In addition, the cleats on the Black Diamond Blitz Spike are located solely on the forefoot and may require heel strikers to adjust their gait to be more of a mid- or forefoot strike to maximize their grip on snow and ice. These factors are enough to prevent these from being a daily go-to option. However, they do work great as a just-in-case option.
Actual Weight: 1.9 ounces (54 grams) each
Comparing the Best Winter Running Traction Devices
|TRACTION DEVICE||PRICE||NUMBER OF SPIKES||SPIKE LENGTH||WEIGHT|
|Black Diamond Distance Spike||$100||14||8 millimeters||3.3 ounces|
|Yaktrax Pro||$35||Coils||1.4 millimeters||2.5 ounces|
|Kahtoola Exospikes||$65||12||7.4 millimeters||3.6 ounces|
|Kahtoola Microspikes||$75||12||9.5 millimeters||6 ounces|
|Black Diamond Blitz Spike||$50||6||8 millimeters||1.9 ounces|
How to Choose: A Buyer’s Guide for Winter Running Traction Devices
So, which is the best winter running traction device for you? There are a couple of factors to consider.

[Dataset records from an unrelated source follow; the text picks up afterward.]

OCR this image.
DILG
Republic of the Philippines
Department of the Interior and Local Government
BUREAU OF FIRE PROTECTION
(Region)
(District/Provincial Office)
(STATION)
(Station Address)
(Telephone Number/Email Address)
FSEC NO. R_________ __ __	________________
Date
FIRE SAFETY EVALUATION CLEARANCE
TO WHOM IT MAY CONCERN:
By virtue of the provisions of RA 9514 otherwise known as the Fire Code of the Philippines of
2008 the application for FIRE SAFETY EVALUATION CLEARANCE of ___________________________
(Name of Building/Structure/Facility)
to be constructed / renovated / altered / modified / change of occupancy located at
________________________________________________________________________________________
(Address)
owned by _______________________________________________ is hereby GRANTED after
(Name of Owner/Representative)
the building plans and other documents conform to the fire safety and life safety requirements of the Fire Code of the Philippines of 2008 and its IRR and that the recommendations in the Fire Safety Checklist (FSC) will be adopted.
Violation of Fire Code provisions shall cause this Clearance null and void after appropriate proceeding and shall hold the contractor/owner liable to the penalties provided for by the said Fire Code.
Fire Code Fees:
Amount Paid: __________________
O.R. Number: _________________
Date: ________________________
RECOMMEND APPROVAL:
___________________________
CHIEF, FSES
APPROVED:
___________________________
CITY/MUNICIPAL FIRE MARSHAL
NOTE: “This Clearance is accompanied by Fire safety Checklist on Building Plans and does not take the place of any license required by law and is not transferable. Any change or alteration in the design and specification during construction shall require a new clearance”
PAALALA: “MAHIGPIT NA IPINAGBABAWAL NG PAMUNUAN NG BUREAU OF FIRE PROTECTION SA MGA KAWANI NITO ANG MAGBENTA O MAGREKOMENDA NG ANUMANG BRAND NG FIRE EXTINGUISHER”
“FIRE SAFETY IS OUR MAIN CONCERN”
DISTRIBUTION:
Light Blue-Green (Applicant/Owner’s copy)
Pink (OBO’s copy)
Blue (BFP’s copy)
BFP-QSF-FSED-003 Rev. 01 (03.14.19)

Will you be running more on snow or ice?
To be honest, all the traction devices mentioned above will provide plenty of grip when running on snow. However, what you’re doing the rest of your time makes a difference in selecting a pair of traction devices. If you’ll be mixing in sections of bare pavement or trail and you won’t encounter much ice, you’ll want to consider the Yaktrax Pro, as their lack of spikes, teeth, or carbide tips make them more comfortable when running on stretches of harder surfaces.
Running on ice is best done with traction devices with distinct teeth, spikes, or carbide tips, which are ideal because they concentrate pressure in a small area to bite into the ice. The Kahtoola Exospikes are a great offering with carbide tips. That said, the Black Diamond Blitz Spike and Kahtoola Microspikes also perform excellently on ice.
Will you be running on pavement, concrete, or a bare trail?
If you’ll be running on significant sections of bare pavement, such as running a few miles to a trailhead or climbing on a bare trail up to the snowline, you might want a traction device that’s easy to get on and off, compact to store, but otherwise performs best on the snowy or icy surface on which you’ll eventually run. The Black Diamond Distance Spikes are light enough to toss in a pack for the run to a snowy trailhead and easy to get on once you’re ready to use them.
If you run a mixture of patches of bare pavement, snow, and ice, you might go with the Yaktrax Pro, which is more comfortable when running on bare ground than traction devices with teeth, spikes, or carbide tips.
Will you be running in dangerous or high-risk conditions?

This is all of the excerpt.